Many of the most promising gold mines will necessarily involve managing complex “frenemy” relationships with suppliers. In the self-driving vehicle market, for example, all manufacturers deal with the leading AI vendors for various services. In such an environment, companies must have a sharp sense of what they should manage in-house, when they must look externally for data or expertise, and how to protect their competitive position. Ultimately the greatest value may emerge through cooperation. By partnering with other companies, vehicle manufacturers could conceivably create a global platform that facilitates self-driving vehicles more effectively than any of them could do on their own.

More so than for the other three groups, gold mines require strong in-house talent and the right mix of vendors providing expertise and project management. Robust negotiation and vendor management skills are critical, as are the transfer of knowledge and the training of in-house staff. 
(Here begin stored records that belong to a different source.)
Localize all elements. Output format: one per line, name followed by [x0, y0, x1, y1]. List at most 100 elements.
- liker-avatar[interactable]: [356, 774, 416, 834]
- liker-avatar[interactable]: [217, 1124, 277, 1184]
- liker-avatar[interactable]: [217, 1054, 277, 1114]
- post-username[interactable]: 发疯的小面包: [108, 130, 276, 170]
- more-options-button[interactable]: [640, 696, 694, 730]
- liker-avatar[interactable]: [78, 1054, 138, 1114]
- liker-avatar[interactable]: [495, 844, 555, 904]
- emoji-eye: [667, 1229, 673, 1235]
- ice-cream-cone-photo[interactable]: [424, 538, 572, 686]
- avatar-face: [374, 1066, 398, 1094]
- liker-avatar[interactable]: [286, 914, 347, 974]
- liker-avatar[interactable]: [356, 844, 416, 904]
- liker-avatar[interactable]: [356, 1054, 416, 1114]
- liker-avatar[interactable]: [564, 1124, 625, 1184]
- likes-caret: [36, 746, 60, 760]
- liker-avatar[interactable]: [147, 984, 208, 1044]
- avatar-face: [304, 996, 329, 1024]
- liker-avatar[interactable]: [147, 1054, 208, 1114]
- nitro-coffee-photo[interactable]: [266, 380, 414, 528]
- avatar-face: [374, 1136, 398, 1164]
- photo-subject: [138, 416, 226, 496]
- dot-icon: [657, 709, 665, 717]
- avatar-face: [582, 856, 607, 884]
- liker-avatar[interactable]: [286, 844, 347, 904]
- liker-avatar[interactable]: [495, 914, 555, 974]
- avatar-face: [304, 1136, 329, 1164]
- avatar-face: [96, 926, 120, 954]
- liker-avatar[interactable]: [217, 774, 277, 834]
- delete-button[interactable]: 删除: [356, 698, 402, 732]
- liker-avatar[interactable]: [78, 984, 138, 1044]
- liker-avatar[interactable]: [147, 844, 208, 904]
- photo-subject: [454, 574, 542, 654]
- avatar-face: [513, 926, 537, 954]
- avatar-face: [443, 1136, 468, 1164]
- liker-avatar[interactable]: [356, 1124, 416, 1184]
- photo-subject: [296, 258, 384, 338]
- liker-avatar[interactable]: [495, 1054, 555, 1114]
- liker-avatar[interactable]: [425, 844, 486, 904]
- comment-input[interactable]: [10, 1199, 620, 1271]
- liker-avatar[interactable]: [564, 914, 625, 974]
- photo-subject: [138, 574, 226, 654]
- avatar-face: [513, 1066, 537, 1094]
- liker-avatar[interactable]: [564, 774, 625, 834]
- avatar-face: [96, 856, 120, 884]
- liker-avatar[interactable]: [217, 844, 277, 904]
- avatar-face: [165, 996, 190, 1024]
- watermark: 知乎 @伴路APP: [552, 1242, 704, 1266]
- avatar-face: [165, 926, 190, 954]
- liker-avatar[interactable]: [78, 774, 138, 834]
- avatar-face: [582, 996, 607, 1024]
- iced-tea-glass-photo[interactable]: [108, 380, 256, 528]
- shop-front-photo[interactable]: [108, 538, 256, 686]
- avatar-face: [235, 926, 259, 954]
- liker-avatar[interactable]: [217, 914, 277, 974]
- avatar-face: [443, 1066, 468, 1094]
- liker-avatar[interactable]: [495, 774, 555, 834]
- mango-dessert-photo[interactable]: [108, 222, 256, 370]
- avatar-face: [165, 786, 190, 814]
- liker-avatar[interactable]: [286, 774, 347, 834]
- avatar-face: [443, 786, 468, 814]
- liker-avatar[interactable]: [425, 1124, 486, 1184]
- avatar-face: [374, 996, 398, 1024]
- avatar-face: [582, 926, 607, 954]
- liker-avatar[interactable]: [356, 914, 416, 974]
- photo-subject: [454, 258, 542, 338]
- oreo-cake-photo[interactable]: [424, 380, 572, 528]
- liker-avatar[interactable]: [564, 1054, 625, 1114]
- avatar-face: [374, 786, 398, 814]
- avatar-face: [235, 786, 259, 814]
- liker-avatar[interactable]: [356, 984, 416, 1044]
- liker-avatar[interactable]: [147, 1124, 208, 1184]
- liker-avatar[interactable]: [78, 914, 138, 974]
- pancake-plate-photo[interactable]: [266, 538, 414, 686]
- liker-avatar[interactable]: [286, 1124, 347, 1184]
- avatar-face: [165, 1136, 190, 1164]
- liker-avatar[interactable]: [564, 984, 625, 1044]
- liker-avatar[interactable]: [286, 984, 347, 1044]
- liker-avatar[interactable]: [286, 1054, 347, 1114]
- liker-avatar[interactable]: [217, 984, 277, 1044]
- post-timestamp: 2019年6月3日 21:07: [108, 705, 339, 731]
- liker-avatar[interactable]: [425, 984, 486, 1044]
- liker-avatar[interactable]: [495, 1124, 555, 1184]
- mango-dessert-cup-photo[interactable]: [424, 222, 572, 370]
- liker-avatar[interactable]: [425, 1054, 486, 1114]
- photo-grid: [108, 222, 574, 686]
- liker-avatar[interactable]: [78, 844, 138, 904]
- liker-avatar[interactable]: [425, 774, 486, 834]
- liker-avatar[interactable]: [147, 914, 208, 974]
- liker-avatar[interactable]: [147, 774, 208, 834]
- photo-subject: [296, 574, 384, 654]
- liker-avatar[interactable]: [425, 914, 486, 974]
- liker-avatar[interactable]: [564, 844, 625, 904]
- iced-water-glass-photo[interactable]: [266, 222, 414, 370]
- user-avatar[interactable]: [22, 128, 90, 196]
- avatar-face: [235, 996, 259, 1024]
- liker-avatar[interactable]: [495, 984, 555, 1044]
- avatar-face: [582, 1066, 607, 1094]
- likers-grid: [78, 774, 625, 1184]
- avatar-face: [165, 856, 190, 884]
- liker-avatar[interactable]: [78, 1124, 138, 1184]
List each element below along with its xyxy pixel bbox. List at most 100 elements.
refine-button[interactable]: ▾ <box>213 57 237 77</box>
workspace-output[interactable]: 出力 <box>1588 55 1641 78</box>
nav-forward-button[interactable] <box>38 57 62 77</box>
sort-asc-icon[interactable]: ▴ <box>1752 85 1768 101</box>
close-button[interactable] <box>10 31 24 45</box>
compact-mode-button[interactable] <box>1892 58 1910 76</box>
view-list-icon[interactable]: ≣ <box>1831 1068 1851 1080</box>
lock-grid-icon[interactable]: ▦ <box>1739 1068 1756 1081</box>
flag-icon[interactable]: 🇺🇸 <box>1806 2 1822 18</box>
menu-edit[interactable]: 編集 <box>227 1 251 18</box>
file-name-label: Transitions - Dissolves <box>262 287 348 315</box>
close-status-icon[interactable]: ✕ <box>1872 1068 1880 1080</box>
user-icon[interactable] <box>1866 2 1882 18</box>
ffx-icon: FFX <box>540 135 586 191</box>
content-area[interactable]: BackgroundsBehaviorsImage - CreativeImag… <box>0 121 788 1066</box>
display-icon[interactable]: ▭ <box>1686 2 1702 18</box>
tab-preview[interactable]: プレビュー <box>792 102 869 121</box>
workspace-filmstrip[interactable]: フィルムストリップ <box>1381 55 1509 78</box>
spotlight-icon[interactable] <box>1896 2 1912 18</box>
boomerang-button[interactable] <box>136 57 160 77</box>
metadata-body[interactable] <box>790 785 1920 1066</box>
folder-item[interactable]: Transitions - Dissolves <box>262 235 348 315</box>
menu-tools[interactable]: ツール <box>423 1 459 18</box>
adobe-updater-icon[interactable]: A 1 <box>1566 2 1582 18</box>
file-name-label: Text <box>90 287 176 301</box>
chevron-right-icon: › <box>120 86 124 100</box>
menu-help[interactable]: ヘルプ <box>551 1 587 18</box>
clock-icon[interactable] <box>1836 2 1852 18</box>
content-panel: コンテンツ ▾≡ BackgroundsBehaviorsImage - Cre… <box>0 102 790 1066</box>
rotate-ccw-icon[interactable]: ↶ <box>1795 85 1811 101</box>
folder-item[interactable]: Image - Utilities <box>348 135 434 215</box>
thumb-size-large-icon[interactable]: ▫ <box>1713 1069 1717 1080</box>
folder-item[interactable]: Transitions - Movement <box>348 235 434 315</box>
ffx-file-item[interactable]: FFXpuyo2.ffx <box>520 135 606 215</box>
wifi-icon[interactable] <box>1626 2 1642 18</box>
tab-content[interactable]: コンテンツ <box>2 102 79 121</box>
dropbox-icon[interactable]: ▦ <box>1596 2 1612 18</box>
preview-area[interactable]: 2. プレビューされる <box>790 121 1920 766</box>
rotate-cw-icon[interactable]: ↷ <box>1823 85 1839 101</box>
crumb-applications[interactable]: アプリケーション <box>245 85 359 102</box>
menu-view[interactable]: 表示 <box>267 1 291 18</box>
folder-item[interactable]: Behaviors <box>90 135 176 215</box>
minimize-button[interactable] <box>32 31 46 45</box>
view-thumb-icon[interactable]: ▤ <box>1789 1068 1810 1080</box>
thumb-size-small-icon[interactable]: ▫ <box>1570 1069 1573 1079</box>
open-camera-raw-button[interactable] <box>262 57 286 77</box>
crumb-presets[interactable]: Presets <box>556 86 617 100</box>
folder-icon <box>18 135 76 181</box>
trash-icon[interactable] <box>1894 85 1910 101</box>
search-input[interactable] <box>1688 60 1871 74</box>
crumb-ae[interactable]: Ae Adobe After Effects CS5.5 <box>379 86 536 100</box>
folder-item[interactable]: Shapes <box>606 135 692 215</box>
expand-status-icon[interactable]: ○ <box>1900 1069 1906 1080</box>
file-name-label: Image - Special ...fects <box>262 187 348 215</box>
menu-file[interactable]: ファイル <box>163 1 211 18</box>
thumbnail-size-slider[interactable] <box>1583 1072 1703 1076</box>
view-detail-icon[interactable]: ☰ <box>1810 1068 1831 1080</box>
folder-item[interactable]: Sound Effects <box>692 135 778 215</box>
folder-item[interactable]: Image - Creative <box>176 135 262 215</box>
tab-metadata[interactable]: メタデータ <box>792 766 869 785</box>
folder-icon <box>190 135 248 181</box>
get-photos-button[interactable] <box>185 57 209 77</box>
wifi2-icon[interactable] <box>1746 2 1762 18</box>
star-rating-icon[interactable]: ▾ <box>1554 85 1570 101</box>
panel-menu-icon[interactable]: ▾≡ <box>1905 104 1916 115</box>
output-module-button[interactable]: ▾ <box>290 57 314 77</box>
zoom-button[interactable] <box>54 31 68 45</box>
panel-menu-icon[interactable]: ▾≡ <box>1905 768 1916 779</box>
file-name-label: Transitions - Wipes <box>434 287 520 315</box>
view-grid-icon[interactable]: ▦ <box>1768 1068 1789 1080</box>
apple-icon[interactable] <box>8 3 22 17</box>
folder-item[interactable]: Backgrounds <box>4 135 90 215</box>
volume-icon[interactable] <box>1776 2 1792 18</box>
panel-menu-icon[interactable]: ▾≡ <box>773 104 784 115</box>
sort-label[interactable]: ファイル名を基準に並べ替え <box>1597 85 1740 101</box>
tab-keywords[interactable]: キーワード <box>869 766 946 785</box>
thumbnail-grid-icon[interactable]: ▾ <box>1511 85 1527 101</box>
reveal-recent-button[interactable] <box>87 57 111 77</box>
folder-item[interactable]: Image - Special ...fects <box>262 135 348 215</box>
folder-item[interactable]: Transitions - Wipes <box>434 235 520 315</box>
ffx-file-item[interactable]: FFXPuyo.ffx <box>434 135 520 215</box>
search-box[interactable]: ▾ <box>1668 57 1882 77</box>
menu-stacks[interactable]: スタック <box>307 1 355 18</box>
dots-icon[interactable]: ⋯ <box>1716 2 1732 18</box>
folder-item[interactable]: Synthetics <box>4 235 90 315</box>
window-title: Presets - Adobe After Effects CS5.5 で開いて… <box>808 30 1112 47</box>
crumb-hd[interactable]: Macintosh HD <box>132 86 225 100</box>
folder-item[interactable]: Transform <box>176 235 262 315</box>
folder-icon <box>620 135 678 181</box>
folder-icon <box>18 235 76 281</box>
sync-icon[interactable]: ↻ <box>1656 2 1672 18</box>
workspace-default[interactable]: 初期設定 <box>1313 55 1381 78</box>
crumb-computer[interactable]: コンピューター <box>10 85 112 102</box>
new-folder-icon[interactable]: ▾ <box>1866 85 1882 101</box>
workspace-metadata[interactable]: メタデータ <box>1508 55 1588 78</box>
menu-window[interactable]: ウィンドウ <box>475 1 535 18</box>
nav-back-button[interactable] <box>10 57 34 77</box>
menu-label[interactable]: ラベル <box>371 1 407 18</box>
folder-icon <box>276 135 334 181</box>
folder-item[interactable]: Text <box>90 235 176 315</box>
The analysis outlined here should help companies become more efficient and effective in structuring and sourcing AI applications and capabilities. Decisions such as whether to build or buy an AI product or service are too important to be approached haphazardly, but uncertainties should not stand in the way of progress. Companies should make decisions within the context of a coherent data strategy, the pursuit of competitive advantage, and a recognition that boundaries will continually shift over time. Areas of competitive differentiation will evolve, and data pools that are distinctive today may lose their value as data continues to proliferate. In this dynamic environment, acting systematically, intelligently, and decisively will itself help secure the future.